Quatre canaux de transmission du choc

Le rapport identifie quatre principaux vecteurs de propagation de la crise vers l’Afrique subsaharienne : le commerce, les investissements, la finance et la main-d’œuvre. Le premier choc attendu concerne les échanges commerciaux. La volatilité des cours du pétrole et des engrais menace directement les balances extérieures des pays importateurs nets d’énergie. Pour ces économies, la hausse de la facture énergétique risque d’alourdir les déficits, de renchérir les prix intérieurs et de réduire le pouvoir d’achat des ménages. Le second canal touche les flux d’investissements. Ces dernières années, les pays du Golfe se sont imposés comme des partenaires stratégiques de premier plan dans les infrastructures, l’énergie, les mines et l’agriculture en Afrique. Or, l’aggravation du conflit pourrait pousser les fonds souverains et les grands investisseurs institutionnels à temporiser certains engagements, voire à redéployer leurs capitaux vers des zones jugées moins risquées.

La finance constitue un troisième facteur de vulnérabilité. Le durcissement des conditions monétaires internationales, conjugué à une hausse des primes de risque, pourrait rendre l’accès au crédit plus coûteux pour les États et les entreprises africaines. Cette situation est d’autant plus préoccupante que plusieurs gouvernements font déjà face à des échéances élevées de remboursement de la dette. Enfin, les transferts des diasporas pourraient à leur tour subir les effets du ralentissement. Pour des pays comme les Comores, la Gambie, le Lesotho ou le Liberia, une contraction des envois de fonds pèserait directement sur la consommation des ménages et sur l’activité locale.

Une croissance à plusieurs vitesses selon les pays

La Banque mondiale insiste sur le caractère hétérogène de la dynamique régionale. Sur les 47 économies d’Afrique subsaharienne, 25 devraient connaître un ralentissement en 2026. Pour ce groupe, la perte moyenne atteindrait 0,7 point de pourcentage par rapport à 2025. Certaines économies verront leur cadence nettement se contracter. Le Sénégal figure parmi les pays les plus exposés, avec une baisse marquée de son rythme de croissance. Le Zimbabwe, le Rwanda, l’Éthiopie, le Ghana et le Bénin sont également cités parmi les États susceptibles de subir une décélération sensible. Cette évolution reflète des structures économiques diverses : exposition aux importations énergétiques, dépendance aux financements extérieurs, sensibilité aux investissements étrangers ou encore vulnérabilité des chaînes logistiques.

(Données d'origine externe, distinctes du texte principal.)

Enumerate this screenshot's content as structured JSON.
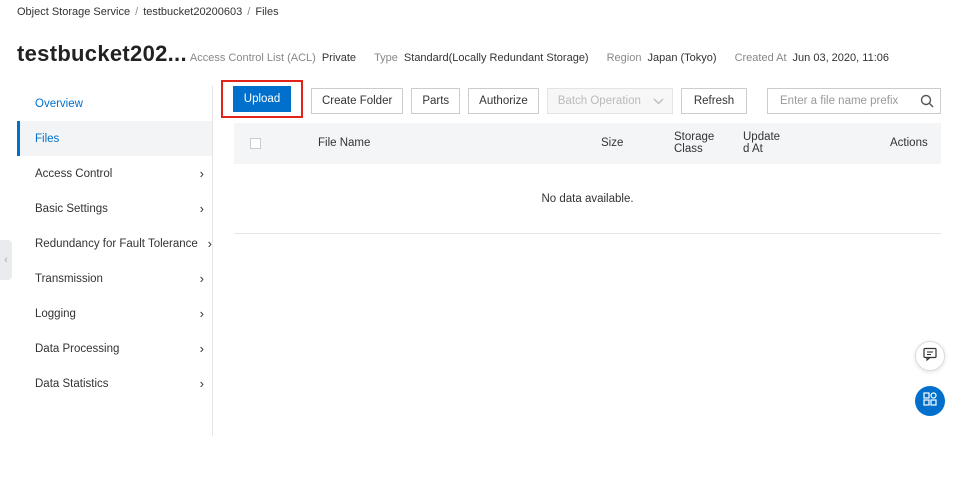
{
  "breadcrumb": [
    "Object Storage Service",
    "testbucket20200603",
    "Files"
  ],
  "header": {
    "title": "testbucket202...",
    "meta": [
      {
        "key": "Access Control List (ACL)",
        "value": "Private"
      },
      {
        "key": "Type",
        "value": "Standard(Locally Redundant Storage)"
      },
      {
        "key": "Region",
        "value": "Japan (Tokyo)"
      },
      {
        "key": "Created At",
        "value": "Jun 03, 2020, 11:06"
      }
    ]
  },
  "sidebar": {
    "items": [
      {
        "label": "Overview"
      },
      {
        "label": "Files"
      },
      {
        "label": "Access Control"
      },
      {
        "label": "Basic Settings"
      },
      {
        "label": "Redundancy for Fault Tolerance"
      },
      {
        "label": "Transmission"
      },
      {
        "label": "Logging"
      },
      {
        "label": "Data Processing"
      },
      {
        "label": "Data Statistics"
      }
    ]
  },
  "toolbar": {
    "upload": "Upload",
    "create_folder": "Create Folder",
    "parts": "Parts",
    "authorize": "Authorize",
    "batch_operation": "Batch Operation",
    "refresh": "Refresh"
  },
  "search": {
    "placeholder": "Enter a file name prefix"
  },
  "table": {
    "columns": {
      "file_name": "File Name",
      "size": "Size",
      "storage_class_1": "Storage",
      "storage_class_2": "Class",
      "updated_at_1": "Update",
      "updated_at_2": "d At",
      "actions": "Actions"
    },
    "empty_text": "No data available."
  },
  "colors": {
    "accent": "#0070cc",
    "highlight": "#e2231a"
  }
}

Les pays riches en ressources mieux positionnés

À contre-courant, les économies dotées d’importantes ressources naturelles pourraient mieux résister au choc. La Banque mondiale table sur une progression moyenne de leur croissance, de 3,2 % en 2025 à 3,4 % en 2026. Cette embellie serait portée par le maintien d’une demande internationale solide pour les produits agricoles, les métaux précieux, ainsi que les minéraux critiques indispensables aux transitions énergétique et numérique. Deux leviers commerciaux devraient également soutenir cette résilience au second semestre. D’une part, la prolongation du dispositif américain AGOA pourrait continuer à stimuler certaines exportations manufacturières et agricoles. D’autre part, l’entrée en vigueur de l’initiative chinoise d’exonération tarifaire en faveur des pays africains à partir de mai 2026 offrirait de nouveaux débouchés.

Des gains encore sous menace

Malgré ces poches de résistance, la Banque mondiale appelle à la prudence. La montée des tensions géopolitiques, la fragmentation croissante des échanges mondiaux et le risque d’un durcissement financier brutal pourraient rapidement éroder les bénéfices attendus. Pour la région, l’enjeu dépasse la seule croissance du PIB. Il s’agit aussi de préserver l’emploi, de contenir l’inflation sociale et de protéger les ménages les plus vulnérables, souvent les premiers touchés par la hausse des prix de l’alimentation et de l’énergie. En filigrane, le message de l’institution est clair : dans un monde traversé par des secousses géopolitiques de plus en plus fréquentes, la solidité des économies africaines dépendra autant de leur capacité à mobiliser leurs ressources internes que de leur aptitude à diversifier leurs partenaires et leurs moteurs de croissance.